Pur essendo spesso inconsci e legati al modo in cui il nostro cervello categorizza la realtà per semplificarla, gli stereotipi e i pregiudizi di genere possono produrre errori nelle valutazioni, come quelle sulla qualità dell'insegnamento universitario. Uno studio dell'Università di Salerno dimostra che è possibile correggerli, attraverso la conoscenza
Oltre il velo
dei pregiudizi
La mente umana è una macchina straordinaria: l’evoluzione l'ha biologicamente programmata per adattare le informazioni provenienti dal mondo esterno alle nostre capacità cognitive. Il cervello comprende la realtà classificando oggetti, eventi, idee o persone in gruppi o categorie, individuando caratteri comuni. In questo modo, è in grado di gestire una quantità enorme di informazioni, suddividendole in insiemi più semplici e gestibili. Questo processo avviene per inferenza analogica: una volta che un oggetto è stato classificato, utilizziamo le conoscenze pregresse su quella categoria per fare previsioni sulle sue caratteristiche. Ad esempio, se qualcosa è classificato come “frutta”, ci aspettiamo che sia commestibile e dolce.
Questa “scorciatoia” consente al nostro cervello di risparmiare risorse, evitando di analizzare ogni dettaglio di ogni nuovo stimolo, e di utilizzare le capacità residue per concentrarsi sugli aspetti più rilevanti. Grazie a questo meccanismo, prendiamo decisioni più rapidamente e riduciamo il livello di stress, poiché aumenta il nostro senso di controllo sul mondo esterno. Tuttavia, lo stesso sistema è anche la causa principale di errori sistematici di valutazione.
Uno degli errori più comuni è legato al pregiudizio, che può influenzare negativamente la percezione di un fenomeno. Prima ancora di conoscere un oggetto o un soggetto, infatti, abbiamo già un’anticipazione mentale delle sue caratteristiche, basata sull’appartenenza a una categoria.

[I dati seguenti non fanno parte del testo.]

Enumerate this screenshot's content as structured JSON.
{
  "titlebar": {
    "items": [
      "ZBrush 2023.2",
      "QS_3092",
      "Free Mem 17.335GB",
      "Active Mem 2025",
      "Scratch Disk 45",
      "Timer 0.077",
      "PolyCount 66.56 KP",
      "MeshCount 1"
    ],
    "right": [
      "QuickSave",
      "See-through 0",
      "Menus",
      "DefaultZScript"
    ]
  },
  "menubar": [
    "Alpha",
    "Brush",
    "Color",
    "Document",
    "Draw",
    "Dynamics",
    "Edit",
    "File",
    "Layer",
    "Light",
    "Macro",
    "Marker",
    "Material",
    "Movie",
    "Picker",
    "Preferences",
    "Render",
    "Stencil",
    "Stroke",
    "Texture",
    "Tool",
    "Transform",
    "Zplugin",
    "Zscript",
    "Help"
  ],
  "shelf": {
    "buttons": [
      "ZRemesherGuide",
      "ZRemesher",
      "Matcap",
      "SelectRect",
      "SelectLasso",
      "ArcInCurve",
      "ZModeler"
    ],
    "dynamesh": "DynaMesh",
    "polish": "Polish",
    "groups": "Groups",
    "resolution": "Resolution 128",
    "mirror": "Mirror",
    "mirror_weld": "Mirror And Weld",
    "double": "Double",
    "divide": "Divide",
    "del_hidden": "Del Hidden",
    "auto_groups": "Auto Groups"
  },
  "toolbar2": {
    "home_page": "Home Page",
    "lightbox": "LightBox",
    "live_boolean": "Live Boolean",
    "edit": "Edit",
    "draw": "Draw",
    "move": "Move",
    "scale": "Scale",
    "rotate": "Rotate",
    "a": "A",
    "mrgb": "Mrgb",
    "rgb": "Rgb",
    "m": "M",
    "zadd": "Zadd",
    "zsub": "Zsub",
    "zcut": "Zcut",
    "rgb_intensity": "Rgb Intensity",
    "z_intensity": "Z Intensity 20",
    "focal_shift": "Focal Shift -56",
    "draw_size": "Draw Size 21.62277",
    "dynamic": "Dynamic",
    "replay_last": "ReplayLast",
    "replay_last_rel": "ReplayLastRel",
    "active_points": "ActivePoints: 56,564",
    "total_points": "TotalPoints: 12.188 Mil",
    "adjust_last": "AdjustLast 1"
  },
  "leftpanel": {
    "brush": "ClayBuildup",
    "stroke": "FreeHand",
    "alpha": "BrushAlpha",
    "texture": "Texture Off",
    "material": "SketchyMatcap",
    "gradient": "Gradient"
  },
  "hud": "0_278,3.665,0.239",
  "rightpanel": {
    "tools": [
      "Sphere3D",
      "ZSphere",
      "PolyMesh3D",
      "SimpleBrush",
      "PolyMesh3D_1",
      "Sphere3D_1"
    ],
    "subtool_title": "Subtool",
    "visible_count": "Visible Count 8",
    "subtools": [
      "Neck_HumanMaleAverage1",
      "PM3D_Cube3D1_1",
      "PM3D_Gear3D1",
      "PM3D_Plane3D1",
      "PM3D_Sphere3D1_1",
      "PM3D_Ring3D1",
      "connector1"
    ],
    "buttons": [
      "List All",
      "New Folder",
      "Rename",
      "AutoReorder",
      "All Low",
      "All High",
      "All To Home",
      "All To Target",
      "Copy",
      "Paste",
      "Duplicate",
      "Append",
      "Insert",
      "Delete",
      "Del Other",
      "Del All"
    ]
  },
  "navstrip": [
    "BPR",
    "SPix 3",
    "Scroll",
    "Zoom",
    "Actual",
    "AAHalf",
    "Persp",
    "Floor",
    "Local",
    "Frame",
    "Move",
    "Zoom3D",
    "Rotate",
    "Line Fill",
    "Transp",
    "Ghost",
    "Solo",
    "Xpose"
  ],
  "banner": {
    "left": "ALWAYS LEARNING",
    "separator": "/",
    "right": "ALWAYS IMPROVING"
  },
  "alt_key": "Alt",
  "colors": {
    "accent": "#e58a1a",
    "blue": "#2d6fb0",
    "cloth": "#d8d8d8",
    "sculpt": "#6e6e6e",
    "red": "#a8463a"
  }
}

Fortunatamente, questo meccanismo di semplificazione è flessibile e si adatta all’esperienza, alle conoscenze e alle capacità cognitive individuali. Più elevate sono tali capacità, minore è il tasso di semplificazione richiesto per rappresentare la realtà esterna. L’esperienza quotidiana offre numerosi esempi di questo processo.
Per esempio, ascoltare lo stesso brano musicale produce effetti diversi su chi suona per professione e chi invece ascolta musica in via occasionale. Nel primo caso, la persona sarà in grado di riconoscere la struttura armonica, la melodia, l’arrangiamento e di apprezzarne l’originalità e la qualità esecutiva. Nel secondo, invece, si limiterà a valutarne l’orecchiabilità, spesso legata alla capacità di memorizzare o riconoscere una melodia familiare. In altre parole, l’esperienza e le competenze acquisite da chi giudica (definiamole genericamente “conoscenza”) determinano il giudizio qualitativo, che dipende da una combinazione di fattori intrinseci sia all’oggetto valutato sia al soggetto valutante.
Studiare i processi di semplificazione mentale e le loro radici biologiche ci permette di comprendere i meccanismi alla base dei pregiudizi. Tra questi, la semplificazione per categorizzazione gioca un ruolo fondamentale.
In una ricerca condotta insieme a Paolo Coccorese e Marialuisa Restaino del Dipartimento di Scienze economiche e statistiche dell’Università di Salerno – e presentata alla riunione scientifica annuale della Società italiana degli economisti –, è stato analizzato l’effetto dei pregiudizi di genere sulle valutazioni della docenza universitaria. Lo studio ha evidenziato come la discriminazione di genere, strettamente collegata al processo di inferenza analogica connaturato al sistema cognitivo, possa emergere anche in maniera inconsapevole, perfino in persone che, per livello di istruzione e caratteristiche generazionali, si ritiene siano almeno parzialmente immuni dagli stereotipi di genere.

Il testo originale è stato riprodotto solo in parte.